Japan's Flagship Carrier Just Bet Its Tarmac on Chinese Hardware
The story most coverage soft-pedals: when Japan Airlines decided to put humanoid robots on its national flag-carrier's home airport, every robot on the tarmac is Chinese. The two models in the trial — Unitree's G1 from Hangzhou and UBTECH's Walker E — were both designed and manufactured in China. There is no Japanese humanoid platform in this rollout. That is a sharp reversal of the country's traditional industrial reflex to build domestically and license outward, and it reads as a tacit admission that Japan does not yet have a price-competitive humanoid stack of its own ready for commercial deployment.
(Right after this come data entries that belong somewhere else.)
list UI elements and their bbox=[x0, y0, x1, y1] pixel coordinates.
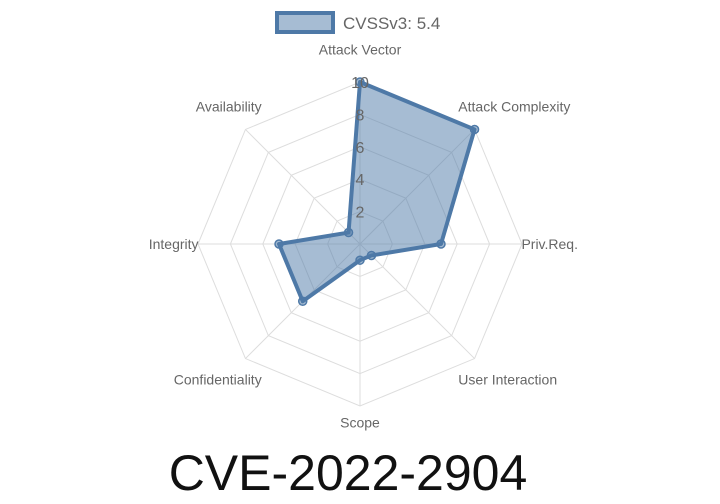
tick-label: 8 bbox=[356, 107, 365, 124]
axis-line bbox=[359, 243, 475, 359]
axis-label: Scope bbox=[340, 414, 380, 430]
tick-label: 2 bbox=[356, 205, 365, 222]
tick-labels: 2 4 6 8 10 bbox=[351, 75, 369, 222]
tick-label: 6 bbox=[356, 140, 365, 157]
data-point bbox=[343, 227, 354, 238]
data-point bbox=[355, 77, 365, 87]
axis-label: Priv.Req. bbox=[521, 236, 578, 252]
axis-line bbox=[245, 129, 361, 245]
axis-label: Availability bbox=[196, 99, 262, 115]
axis-label: Confidentiality bbox=[174, 371, 262, 387]
legend-label: CVSSv3: 5.4 bbox=[343, 14, 440, 33]
tick-label: 4 bbox=[356, 172, 365, 189]
series bbox=[274, 77, 480, 307]
data-point bbox=[297, 296, 308, 307]
axis-labels: Attack Vector Attack Complexity Priv.Req. U… bbox=[149, 42, 578, 431]
chart-title: CVE-2022-2904 bbox=[169, 445, 528, 501]
data-point bbox=[274, 239, 284, 249]
legend-swatch bbox=[275, 11, 335, 34]
data-point bbox=[469, 124, 480, 135]
tick-label: 10 bbox=[351, 75, 369, 92]
legend[interactable]: CVSSv3: 5.4 bbox=[275, 11, 440, 34]
axis-label: Integrity bbox=[149, 236, 199, 252]
axis-label: User Interaction bbox=[458, 371, 557, 387]
data-point bbox=[436, 239, 446, 249]
axis-label: Attack Vector bbox=[319, 42, 402, 58]
axis-label: Attack Complexity bbox=[458, 99, 570, 115]
data-point bbox=[355, 255, 365, 265]
data-point bbox=[366, 250, 377, 261]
The procurement choice is also pragmatic in a way worth naming. The Unitree G1 lists at roughly $13,500 — by industrial automation standards, that is closer to the cost of a high-end barcode scanner than to a multimillion-dollar baggage system retrofit. Pairing a cheap, abundant smaller bot (G1) with a heavier industrial platform (Walker E) lets JAL test two ends of the cost-capability curve in the same pilot. But it also creates a dependency that the trial does not address: if humanoids prove useful at airport scale, JAL will be sourcing critical airside hardware, software updates, and spare parts from Chinese vendors at a moment when several allied governments are tightening rules around exactly that. The trial's narrow framing — 'two robots moving cargo on a tarmac' — obscures the supply-chain commitment a successful pilot would set in motion.